O que Mateus relatou sobre as linhas 212 e 213?
De acordo com o relato de Mateus, compartilhado pelo perfil @cadeirante019, há dois problemas que se repetem constantemente: motoristas que não param para ele subir com a cadeira de rodas, e a plataforma de acesso para cadeirantes quebrada, sem manutenção.
Esses não são incidentes esporádicos. São falhas estruturais que fazem parte do cotidiano de quem depende desse serviço. A pergunta óbvia é: quanto tempo uma pessoa com mobilidade reduzida precisa esperar em um ponto de ônibus até que um motorista pare, e até que a plataforma funcione?
Acessibilidade não é favor, é direito
O transporte público precisa ser acessível para todo mundo.

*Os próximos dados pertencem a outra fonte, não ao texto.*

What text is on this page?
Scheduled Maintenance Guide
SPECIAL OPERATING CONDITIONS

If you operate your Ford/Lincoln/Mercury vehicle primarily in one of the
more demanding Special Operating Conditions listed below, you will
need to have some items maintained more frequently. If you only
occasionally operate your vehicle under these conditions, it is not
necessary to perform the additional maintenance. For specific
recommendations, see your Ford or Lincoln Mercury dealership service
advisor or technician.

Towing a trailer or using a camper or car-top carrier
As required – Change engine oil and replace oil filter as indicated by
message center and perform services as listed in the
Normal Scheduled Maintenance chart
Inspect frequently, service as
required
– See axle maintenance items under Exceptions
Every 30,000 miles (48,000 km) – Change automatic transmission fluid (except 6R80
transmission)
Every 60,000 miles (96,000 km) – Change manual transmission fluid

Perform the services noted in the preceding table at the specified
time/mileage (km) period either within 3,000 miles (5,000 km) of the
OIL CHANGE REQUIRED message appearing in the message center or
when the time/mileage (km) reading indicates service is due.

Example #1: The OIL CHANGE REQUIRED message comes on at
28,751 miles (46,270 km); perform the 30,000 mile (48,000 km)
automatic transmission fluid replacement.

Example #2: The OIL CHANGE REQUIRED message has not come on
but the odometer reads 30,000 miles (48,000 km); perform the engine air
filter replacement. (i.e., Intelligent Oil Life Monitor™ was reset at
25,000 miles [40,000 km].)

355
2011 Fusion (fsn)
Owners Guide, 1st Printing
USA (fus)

Não como uma exceção ou um esforço adicional, mas como parte básica do serviço. Quando uma plataforma de cadeira de rodas está quebrada e ninguém conserta, quando um motorista passa direto sem parar, não é só uma falha técnica: é uma mensagem de que aquela pessoa não importa.
Compartilhar esse relato é parte da pressão que a gente precisa fazer para que gestores municipais, empresas de transporte e autoridades entendam que isso não pode ser normalizado.
Em resumo
- Mateus (@cadeirante019) relatou que nas linhas 212 e 213 de Campinas os motoristas frequentemente não param para cadeirantes
- As plataformas de acesso para cadeiras de rodas estão quebradas e sem manutenção
- Acessibilidade no transporte público é um direito, não um favor
- O caso evidencia falhas estruturais no transporte coletivo de Campinas
Perguntas frequentes
O que é a plataforma de acesso para cadeirantes nos ônibus?
É um dispositivo, geralmente uma rampa ou elevador, que permite que pessoas em cadeira de rodas entrem e saiam do ônibus com segurança. Sua manutenção é obrigação da empresa operadora.
Como denunciar falhas de acessibilidade no transporte público de Campinas?
Denúncias podem ser feitas diretamente à EMDEC, responsável pelo transporte público em Campinas, ou pelo aplicativo da Indec.
Quais são as linhas de ônibus mencionadas no relato?
Mateus relatou experiências nas linhas 212 e 213 de Campinas.